I'm making small pet-project. It's voice assistant. Now, development is on speech recognition part, and i need to make silent detection, to react on user's phrase end. I use vosk for speech recognition, pyaudio to record audio, numpy for energy calculations, and wave to save output file. Here is a part of my code:
import vosk
import json
import pyaudio
import numpy as np
import wave
def is_silence(audio_chunk, silence_thresh=-50, energy_thresh=0.001):
# Convert the audio chunk to a NumPy array of 16-bit integers
audio_chunk = np.frombuffer(audio_chunk, dtype=np.int16)
# Calculate the energy of the audio chunk
energy = np.sum(audio_chunk.astype(np.float32) ** 2) / float(len(audio_chunk))

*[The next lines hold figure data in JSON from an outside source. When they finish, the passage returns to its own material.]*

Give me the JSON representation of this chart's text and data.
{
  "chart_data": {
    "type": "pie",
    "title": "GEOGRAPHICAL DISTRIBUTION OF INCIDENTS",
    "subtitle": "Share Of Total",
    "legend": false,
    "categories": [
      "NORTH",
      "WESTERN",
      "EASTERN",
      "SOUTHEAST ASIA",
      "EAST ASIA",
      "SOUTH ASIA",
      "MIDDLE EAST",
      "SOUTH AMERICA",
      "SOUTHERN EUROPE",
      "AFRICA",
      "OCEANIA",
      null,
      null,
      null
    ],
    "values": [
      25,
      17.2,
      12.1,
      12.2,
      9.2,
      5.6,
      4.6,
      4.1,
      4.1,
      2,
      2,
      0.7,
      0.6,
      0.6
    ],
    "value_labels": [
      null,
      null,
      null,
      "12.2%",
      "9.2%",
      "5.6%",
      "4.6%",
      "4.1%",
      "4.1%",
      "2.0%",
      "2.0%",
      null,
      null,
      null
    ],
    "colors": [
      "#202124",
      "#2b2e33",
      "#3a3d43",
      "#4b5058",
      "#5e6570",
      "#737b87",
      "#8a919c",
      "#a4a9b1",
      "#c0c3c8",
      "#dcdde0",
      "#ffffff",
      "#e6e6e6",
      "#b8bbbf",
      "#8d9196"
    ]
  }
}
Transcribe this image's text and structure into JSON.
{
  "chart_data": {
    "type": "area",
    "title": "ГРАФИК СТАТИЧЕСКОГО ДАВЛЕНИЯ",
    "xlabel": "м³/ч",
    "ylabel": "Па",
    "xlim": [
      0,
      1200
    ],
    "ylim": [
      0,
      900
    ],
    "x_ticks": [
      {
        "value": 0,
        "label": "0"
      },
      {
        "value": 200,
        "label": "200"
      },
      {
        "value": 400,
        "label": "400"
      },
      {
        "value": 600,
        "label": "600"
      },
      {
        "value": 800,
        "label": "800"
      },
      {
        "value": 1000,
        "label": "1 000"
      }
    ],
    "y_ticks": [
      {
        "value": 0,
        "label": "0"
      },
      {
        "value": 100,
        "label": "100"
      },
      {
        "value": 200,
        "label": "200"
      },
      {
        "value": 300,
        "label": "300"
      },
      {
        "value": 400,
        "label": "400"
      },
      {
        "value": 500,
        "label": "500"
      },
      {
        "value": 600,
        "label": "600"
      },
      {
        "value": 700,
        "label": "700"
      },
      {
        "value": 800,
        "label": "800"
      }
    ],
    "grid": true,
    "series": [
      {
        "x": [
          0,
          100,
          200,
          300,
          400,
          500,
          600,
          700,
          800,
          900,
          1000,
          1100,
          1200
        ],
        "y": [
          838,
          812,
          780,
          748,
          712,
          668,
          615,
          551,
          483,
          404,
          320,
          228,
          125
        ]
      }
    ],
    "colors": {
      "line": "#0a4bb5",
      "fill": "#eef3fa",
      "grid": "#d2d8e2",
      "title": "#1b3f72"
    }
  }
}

# Check if both energy and maximum absolute value are below thresholds
return energy < energy_thresh and np.max(np.abs(audio_chunk)) < silence_thresh
def record_audio(output_file, max_silence_duration=1500, sample_rate=16000, chunk_size=1024, silence_thresh=-50):
# Initialize PyAudio
p = pyaudio.PyAudio()
# Open a stream for recording audio
stream = p.open(format=pyaudio.paInt16,
channels=1,
rate=sample_rate,
input=True,
frames_per_buffer=chunk_size)
# Initialize variables for storing audio frames and counting consecutive silence
frames = []
consecutive_silence_counter = 0
print("Recording...")
while True:
# Read a chunk of audio data from the stream
data = stream.read(chunk_size)
frames.append(data)
# Convert the audio chunk to a NumPy array
audio_chunk = np.frombuffer(data, dtype=np.int16)
# Check if the audio chunk is silence
if is_silence(audio_chunk, silence_thresh=silence_thresh):
consecutive_silence_counter += 1
else:
consecutive_silence_counter = 0
# Break the loop if consecutive silence reaches the specified duration
if consecutive_silence_counter * chunk_size >= (max_silence_duration // chunk_size):
break
print("Recording finished.")
# Stop and close the audio stream, and terminate PyAudio
stream.stop_stream()
stream.close()
p.terminate()
# Write the recorded frames to a WAV file
with wave.open(output_file, 'wb') as wf:
wf.setnchannels(1)
wf.setsampwidth(p.get_sample_size(pyaudio.paInt16))
wf.setframerate(sample_rate)
wf.writeframes(b''.join(frames))
# recognize_speech function
if __name__ == "__main__":
# Path to the Vosk model
model_path = "path/to/vosk-model-en-us-0.22-lgraph"
# Path to the output audio file
output_file_path = "path to audio file"
# Record audio and save it to the specified output file
audio_data = record_audio(output_file=output_file_path)
# Recognize speech from the recorded audio using the Vosk model
recognized_text = recognize_speech(model_path, audio_data)
# Print the recognized text
print("Recognized text:", recognized_text)
My question is why is_silence method returns False, even if i saying nothing. I have background noises, but they are not so loud. I already tried using pydub and webrtcvad, but they didn't work. It's not a problem with file saving, or speech recognition. I know that i need to edit is_silence method or while cycle in record_audio function, but i just haven't got any ideas how to make this. I run it on MacOS and in python 3.12 virtual environment.
I already tried using pydub, webrtcvad, pyttsx3, and pocketsphinx, but they don't work. I tried to edit some arguments to a methods like energy_thresh and silence_thresh, too. Any ideas to do this?